Kentucky retains majority of Gatton grads

Tyler Prochazka

Every year, millions of American high school students toss their caps in the air at graduation, ready to enter college for the first time. For Gatton Academy graduates, the change is not as dramatic.

This year’s graduating class of 48 students from the Gatton Academy will attend an array of post-secondary institutions across the country in the fall, ranging from Indiana University to the University of Chicago, with some remaining at WKU.

Mallory Melton, Gatton’s coordinator of student services, said the exact statistics are “in flux,” but that the “majority” of students have already decided.

“For many they’ve had multiple offers for full ride scholarships,” Melton said.

Historically, 31 percent of Gatton students attend WKU, and overall 71 percent go to a Kentucky college or university, according to Chad Phillips, Gatton’s assistant director.

The Universities of Louisville and Kentucky both offer Gatton graduates full tuition, and WKU offers a full-ride.

Melton said she meets with students one-on-one at least twice to discuss college preparations. Once during their junior year, and once during their senior year.

“Part of our philosophy is to tell them how unique of an opportunity they have (in Kentucky),” Melton said. “Sometimes that opportunity is harder out of state.”

However, Melton said she encourages students to apply to several schools.

“We preach to them ‘give yourself options,’” Melton said.

Gatton senior Aaron Brzowski is taking advantage of WKU’s opportunities.
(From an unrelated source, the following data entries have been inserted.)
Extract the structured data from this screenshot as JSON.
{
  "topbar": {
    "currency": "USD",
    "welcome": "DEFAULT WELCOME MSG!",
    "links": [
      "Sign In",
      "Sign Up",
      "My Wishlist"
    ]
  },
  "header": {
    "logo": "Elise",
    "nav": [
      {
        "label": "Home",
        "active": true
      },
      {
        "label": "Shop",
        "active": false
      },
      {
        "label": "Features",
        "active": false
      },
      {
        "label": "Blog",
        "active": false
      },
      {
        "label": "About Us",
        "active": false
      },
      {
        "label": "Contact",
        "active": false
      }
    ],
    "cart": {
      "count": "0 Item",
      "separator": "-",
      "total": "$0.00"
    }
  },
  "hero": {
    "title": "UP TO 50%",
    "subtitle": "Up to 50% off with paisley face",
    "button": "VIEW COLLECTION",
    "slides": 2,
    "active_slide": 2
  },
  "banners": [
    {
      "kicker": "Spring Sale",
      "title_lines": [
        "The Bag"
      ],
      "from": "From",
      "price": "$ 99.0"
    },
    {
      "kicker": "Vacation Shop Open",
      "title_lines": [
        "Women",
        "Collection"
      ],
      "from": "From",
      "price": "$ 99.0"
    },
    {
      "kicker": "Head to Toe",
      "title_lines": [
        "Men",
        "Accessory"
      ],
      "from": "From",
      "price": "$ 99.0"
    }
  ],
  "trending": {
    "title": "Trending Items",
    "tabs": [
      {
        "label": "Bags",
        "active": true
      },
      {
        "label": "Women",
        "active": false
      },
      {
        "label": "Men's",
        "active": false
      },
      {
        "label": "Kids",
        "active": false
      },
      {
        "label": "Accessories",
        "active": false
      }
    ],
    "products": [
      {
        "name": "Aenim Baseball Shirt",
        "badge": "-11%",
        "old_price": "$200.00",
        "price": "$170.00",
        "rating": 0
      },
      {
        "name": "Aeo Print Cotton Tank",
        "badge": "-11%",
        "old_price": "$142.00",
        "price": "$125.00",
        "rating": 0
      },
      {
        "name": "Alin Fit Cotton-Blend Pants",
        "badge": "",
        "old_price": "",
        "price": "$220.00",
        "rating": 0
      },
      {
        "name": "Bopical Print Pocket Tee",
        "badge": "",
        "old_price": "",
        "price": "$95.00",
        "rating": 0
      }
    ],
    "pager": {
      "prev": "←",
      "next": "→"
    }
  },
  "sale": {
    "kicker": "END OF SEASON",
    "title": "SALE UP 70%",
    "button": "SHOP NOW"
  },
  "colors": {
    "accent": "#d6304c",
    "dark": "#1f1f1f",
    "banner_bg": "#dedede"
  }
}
He said he applied to UK, Alabama and WKU, but that he ultimately chose WKU because of its full-ride scholarship.

Brzowski already has 75 college credits and plans to receive two bachelor’s degrees, two minors and a master’s degree in the next four years at WKU.
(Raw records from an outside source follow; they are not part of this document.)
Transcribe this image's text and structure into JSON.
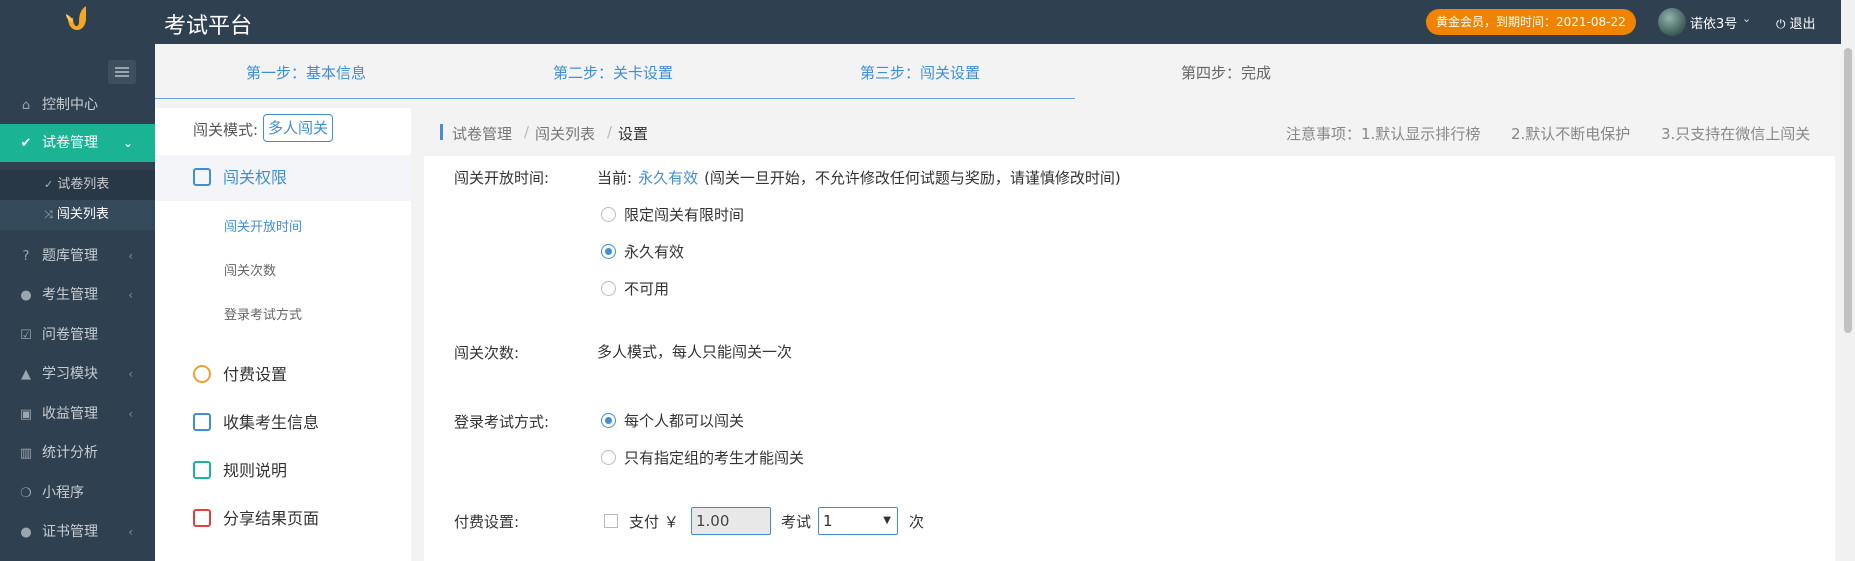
{
  "header": {
    "title": "考试平台",
    "vip": "黄金会员，到期时间：2021-08-22",
    "username": "诺依3号",
    "logout": "退出"
  },
  "nav": {
    "items": [
      {
        "label": "控制中心",
        "icon": "home-icon"
      },
      {
        "label": "试卷管理",
        "icon": "check-circle-icon",
        "active": true
      },
      {
        "label": "题库管理",
        "icon": "question-icon"
      },
      {
        "label": "考生管理",
        "icon": "user-icon"
      },
      {
        "label": "问卷管理",
        "icon": "checkbox-icon"
      },
      {
        "label": "学习模块",
        "icon": "graduation-cap-icon"
      },
      {
        "label": "收益管理",
        "icon": "money-icon"
      },
      {
        "label": "统计分析",
        "icon": "bar-chart-icon"
      },
      {
        "label": "小程序",
        "icon": "wechat-icon"
      },
      {
        "label": "证书管理",
        "icon": "certificate-icon"
      }
    ],
    "sub_items": [
      {
        "label": "试卷列表"
      },
      {
        "label": "闯关列表"
      }
    ]
  },
  "steps": [
    {
      "label": "第一步：基本信息"
    },
    {
      "label": "第二步：关卡设置"
    },
    {
      "label": "第三步：闯关设置"
    },
    {
      "label": "第四步：完成"
    }
  ],
  "side": {
    "mode_label": "闯关模式:",
    "mode_value": "多人闯关",
    "groups": [
      {
        "label": "闯关权限"
      },
      {
        "label": "付费设置"
      },
      {
        "label": "收集考生信息"
      },
      {
        "label": "规则说明"
      },
      {
        "label": "分享结果页面"
      }
    ],
    "subs": [
      {
        "label": "闯关开放时间"
      },
      {
        "label": "闯关次数"
      },
      {
        "label": "登录考试方式"
      }
    ]
  },
  "breadcrumb": {
    "items": [
      "试卷管理",
      "闯关列表",
      "设置"
    ],
    "sep": "/"
  },
  "notes": {
    "prefix": "注意事项：1.默认显示排行榜",
    "n2": "2.默认不断电保护",
    "n3": "3.只支持在微信上闯关"
  },
  "form": {
    "open_time": {
      "label": "闯关开放时间:",
      "current_prefix": "当前:",
      "current_value": "永久有效",
      "current_hint": "(闯关一旦开始，不允许修改任何试题与奖励，请谨慎修改时间)",
      "options": [
        "限定闯关有限时间",
        "永久有效",
        "不可用"
      ],
      "selected": 1
    },
    "times": {
      "label": "闯关次数:",
      "value": "多人模式，每人只能闯关一次"
    },
    "login": {
      "label": "登录考试方式:",
      "options": [
        "每个人都可以闯关",
        "只有指定组的考生才能闯关"
      ],
      "selected": 0
    },
    "pay": {
      "label": "付费设置:",
      "pay_text": "支付 ￥",
      "amount": "1.00",
      "exam_text": "考试",
      "count": "1",
      "unit": "次"
    }
  },
  "colors": {
    "nav_bg": "#2f4050",
    "active": "#1ab394",
    "accent": "#3f8ed6",
    "vip": "#f08400"
  }
}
While Melton said that many Gatton students would likely be admitted to Ivy League schools, many of them choose not to go due to “financial barriers.”
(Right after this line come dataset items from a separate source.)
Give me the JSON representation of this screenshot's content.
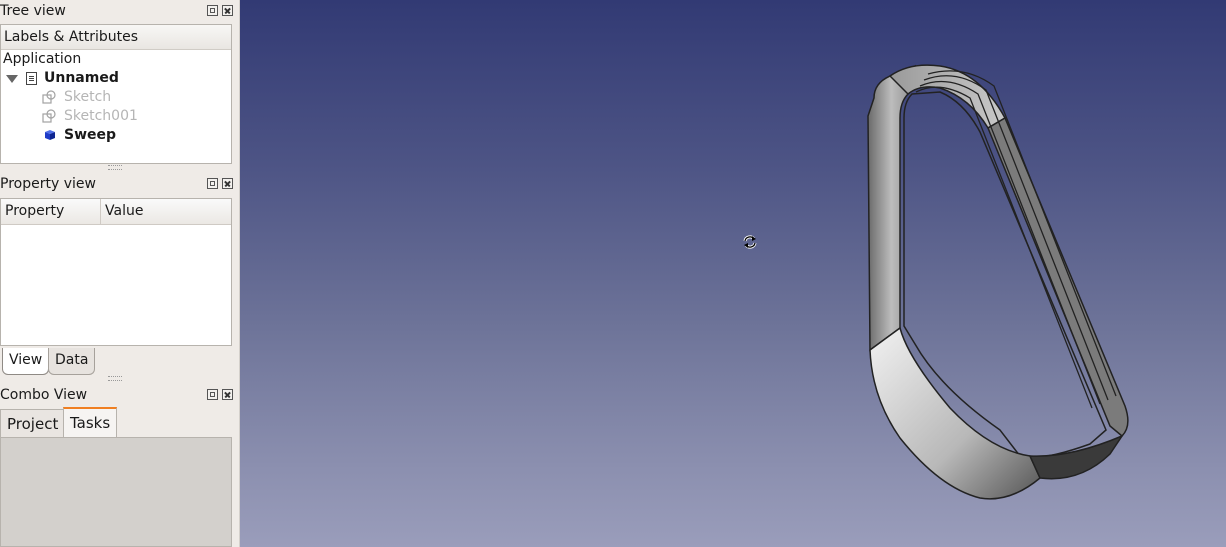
{
  "tree_view": {
    "title": "Tree view",
    "header": "Labels & Attributes",
    "application_label": "Application",
    "items": [
      {
        "label": "Unnamed",
        "icon": "document-icon",
        "state": "expanded"
      },
      {
        "label": "Sketch",
        "icon": "sketch-icon",
        "state": "hidden"
      },
      {
        "label": "Sketch001",
        "icon": "sketch-icon",
        "state": "hidden"
      },
      {
        "label": "Sweep",
        "icon": "solid-cube-icon",
        "state": "visible"
      }
    ]
  },
  "property_view": {
    "title": "Property view",
    "columns": [
      "Property",
      "Value"
    ],
    "tabs": [
      {
        "label": "View",
        "active": true
      },
      {
        "label": "Data",
        "active": false
      }
    ]
  },
  "combo_view": {
    "title": "Combo View",
    "tabs": [
      {
        "label": "Project",
        "active": false
      },
      {
        "label": "Tasks",
        "active": true
      }
    ]
  },
  "colors": {
    "viewport_top": "#323a74",
    "viewport_bottom": "#9a9dbb",
    "active_tab_accent": "#f07f21",
    "solid_icon": "#1f3cc8"
  },
  "viewport": {
    "cursor": "rotate-cursor-icon",
    "model": "sweep-solid"
  }
}
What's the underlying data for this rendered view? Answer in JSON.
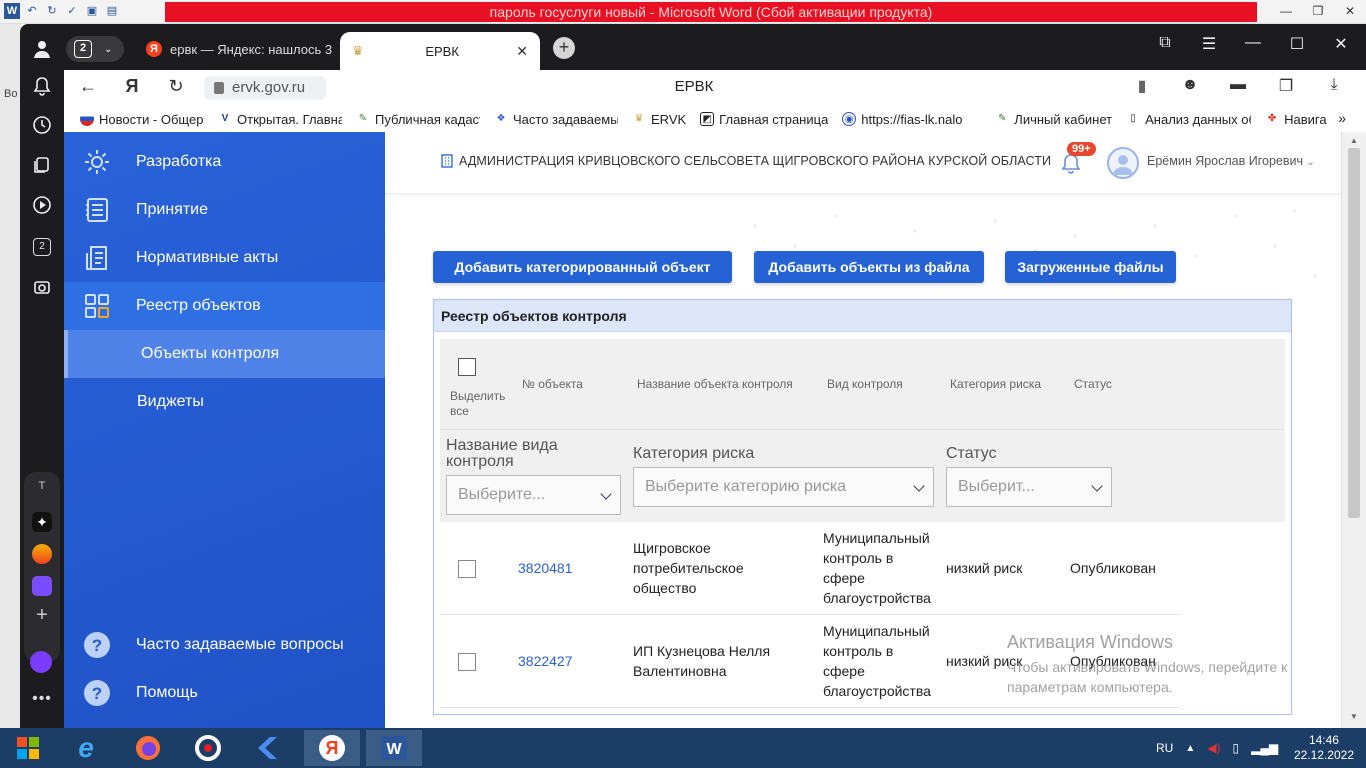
{
  "word": {
    "title": "пароль госуслуги новый - Microsoft Word (Сбой активации продукта)",
    "side_text": "Во"
  },
  "browser": {
    "tab_count": "2",
    "tabs": [
      {
        "label": "ервк — Яндекс: нашлось 3",
        "favicon": "Я"
      },
      {
        "label": "ЕРВК"
      }
    ],
    "url": "ervk.gov.ru",
    "page_title": "ЕРВК",
    "bookmarks": [
      "Новости - Общер",
      "Открытая. Главна",
      "Публичная кадаст",
      "Часто задаваемы",
      "ERVK",
      "Главная страница",
      "https://fias-lk.nalo",
      "Личный кабинет",
      "Анализ данных об",
      "Навига"
    ],
    "ya_side_badge": "2",
    "ya_side_letter": "T"
  },
  "sidebar": {
    "items": [
      {
        "label": "Разработка",
        "icon": "gear-icon"
      },
      {
        "label": "Принятие",
        "icon": "list-icon"
      },
      {
        "label": "Нормативные акты",
        "icon": "document-icon"
      },
      {
        "label": "Реестр объектов",
        "icon": "grid-icon"
      }
    ],
    "sub_item": "Объекты контроля",
    "widgets": "Виджеты",
    "faq": "Часто задаваемые вопросы",
    "help": "Помощь"
  },
  "header": {
    "org": "АДМИНИСТРАЦИЯ КРИВЦОВСКОГО СЕЛЬСОВЕТА ЩИГРОВСКОГО РАЙОНА КУРСКОЙ ОБЛАСТИ",
    "badge": "99+",
    "user": "Ерёмин Ярослав Игоревич"
  },
  "actions": {
    "add_categorized": "Добавить категорированный объект",
    "add_from_file": "Добавить объекты из файла",
    "uploaded_files": "Загруженные файлы"
  },
  "registry": {
    "title": "Реестр объектов контроля",
    "columns": {
      "select_all_1": "Выделить",
      "select_all_2": "все",
      "number": "№ объекта",
      "name": "Название объекта контроля",
      "kind": "Вид контроля",
      "risk": "Категория риска",
      "status": "Статус"
    },
    "filters": {
      "kind_label_1": "Название вида",
      "kind_label_2": "контроля",
      "kind_placeholder": "Выберите...",
      "risk_label": "Категория риска",
      "risk_placeholder": "Выберите категорию риска",
      "status_label": "Статус",
      "status_placeholder": "Выберит..."
    },
    "rows": [
      {
        "number": "3820481",
        "name": [
          "Щигровское",
          "потребительское",
          "общество"
        ],
        "kind": [
          "Муниципальный",
          "контроль в",
          "сфере",
          "благоустройства"
        ],
        "risk": "низкий риск",
        "status": "Опубликован"
      },
      {
        "number": "3822427",
        "name": [
          "ИП Кузнецова Нелля",
          "Валентиновна"
        ],
        "kind": [
          "Муниципальный",
          "контроль в",
          "сфере",
          "благоустройства"
        ],
        "risk": "низкий риск",
        "status": "Опубликован"
      }
    ]
  },
  "watermark": {
    "title": "Активация Windows",
    "line1": "Чтобы активировать Windows, перейдите к",
    "line2": "параметрам компьютера."
  },
  "taskbar": {
    "lang": "RU",
    "time": "14:46",
    "date": "22.12.2022"
  }
}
“There are a handful of students that actually attend Ivy Leagues,” she said. “We’ve had many who would have been admitted but could not go due to financial barriers.”

For Brzowski, the decision to attend Gatton was “the best choice I’ve ever made.”

Already, Brzowski has shown what type of student he will likely be while attending WKU. He helped start a non-profit to distribute water filters in Nepal and will use a $3,000 grant from Gatton to conduct research there for a month.

“The opportunities available are absolutely ridiculous,” Brzowski said.